Entering edit mode
7.5 years ago
plabanbiswas96
▴
10
Hello,
My project is mapping of DNA to reference genome (hg19). I would be working in java and would be running on Hadoop. I am stuck at selection of algorithms for mapping to reference genome. I came across various algorithms for mapping but can't figure out which would suit the purpose of mapping better. Can anyone suggest an algorithm for mapping which can be scaled for large Data in relatively short time (MIT or GPL licensed is fine).
I am new to this field. Please correct me if I am wrong and would really appreciate any suggestion or correction.
There are indeed many different aligners. One of the simplest and fastest one is bwa (burrows wheeler aligner). Bowtie2 also used a lot. There are many reviews in the litterature about those aligners. Give it a go, that's generally a good place to start.
NB: Most aligners do an excellent job on every type of DNA data. You just need to avoid to use aligners designed for RNA sequencing because they have a splice-aware function. If you want more specific answers, tell us the read length, type of DNA sequencing (Illumina?), number of samples and maybe the depth of sequencing.

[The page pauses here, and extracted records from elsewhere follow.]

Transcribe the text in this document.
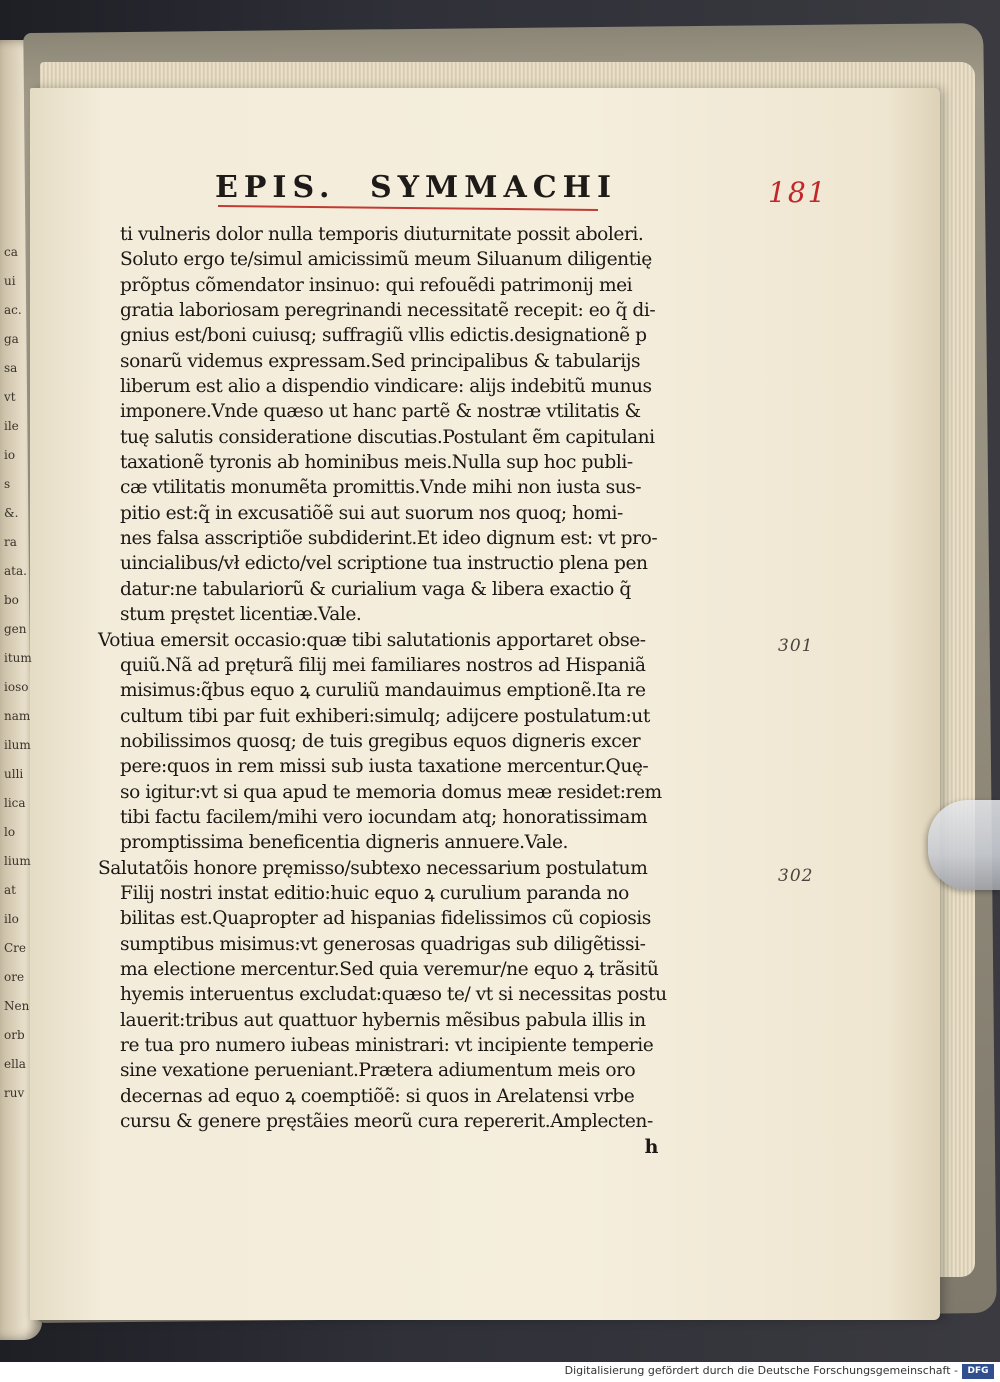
EPIS. SYMMACHI	181
ti vulneris dolor nulla temporis diuturnitate possit aboleri.
Soluto ergo te/simul amicissimũ meum Siluanum diligentię
prõptus cõmendator insinuo: qui refouẽdi patrimonij mei
gratia laboriosam peregrinandi necessitatẽ recepit: eo q̃ di-
gnius est/boni cuiusq; suffragiũ vllis edictis.designationẽ p
sonarũ videmus expressam.Sed principalibus & tabularijs
liberum est alio a dispendio vindicare: alijs indebitũ munus
imponere.Vnde quæso ut hanc partẽ & nostræ vtilitatis &
tuę salutis consideratione discutias.Postulant ẽm capitulani
taxationẽ tyronis ab hominibus meis.Nulla sup hoc publi-
cæ vtilitatis monumẽta promittis.Vnde mihi non iusta sus-
pitio est:q̃ in excusatiõẽ sui aut suorum nos quoq; homi-
nes falsa asscriptiõe subdiderint.Et ideo dignum est: vt pro-
uincialibus/vł edicto/vel scriptione tua instructio plena pen
datur:ne tabulariorũ & curialium vaga & libera exactio q̃
stum pręstet licentiæ.Vale.
Votiua emersit occasio:quæ tibi salutationis apportaret obse-
quiũ.Nã ad pręturã filij mei familiares nostros ad Hispaniã
misimus:q̃bus equo ꝝ curuliũ mandauimus emptionẽ.Ita re
cultum tibi par fuit exhiberi:simulq; adijcere postulatum:ut
nobilissimos quosq; de tuis gregibus equos digneris excer
pere:quos in rem missi sub iusta taxatione mercentur.Quę-
so igitur:vt si qua apud te memoria domus meæ residet:rem
tibi factu facilem/mihi vero iocundam atq; honoratissimam
promptissima beneficentia digneris annuere.Vale.
Salutatõis honore pręmisso/subtexo necessarium postulatum
Filij nostri instat editio:huic equo ꝝ curulium paranda no
bilitas est.Quapropter ad hispanias fidelissimos cũ copiosis
sumptibus misimus:vt generosas quadrigas sub diligẽtissi-
ma electione mercentur.Sed quia veremur/ne equo ꝝ trãsitũ
hyemis interuentus excludat:quæso te/ vt si necessitas postu
lauerit:tribus aut quattuor hybernis mẽsibus pabula illis in
re tua pro numero iubeas ministrari: vt incipiente temperie
sine vexatione perueniant.Prætera adiumentum meis oro
decernas ad equo ꝝ coemptiõẽ: si quos in Arelatensi vrbe
cursu & genere pręstãies meorũ cura repererit.Amplecten-
h
301
302
ca
ui
ac.
ga
sa
vt
ile
io
s
&.
ra
ata.
bo
gen
itum
ioso
nam
ilum
ulli
lica
lo
lium
at
ilo
Cre
ore
Nen
orb
ella
ruv
Digitalisierung gefördert durch die Deutsche Forschungsgemeinschaft -	DFG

I disagree with that statement. At least in the case of BBMap, it handles both DNA and RNA perfectly well, and "splice-awareness" does not hurt anything. Rather, it's capable of spanning long deletions (which in the case of RNA-seq mean introns, and for DNA can mean deleted genes), which allows more accurate mapping with no downside.
It's true that if you don't care about detecting whether some of your genes or exons have been completely deleted then it's fine to use an aligner that can't handle long deletions, but I don't really think that's a good idea in practice.
Incidentally, BBMap is written in Java.
Thanks, I will try burrows wheeler aligner and will ping back if there are any queries.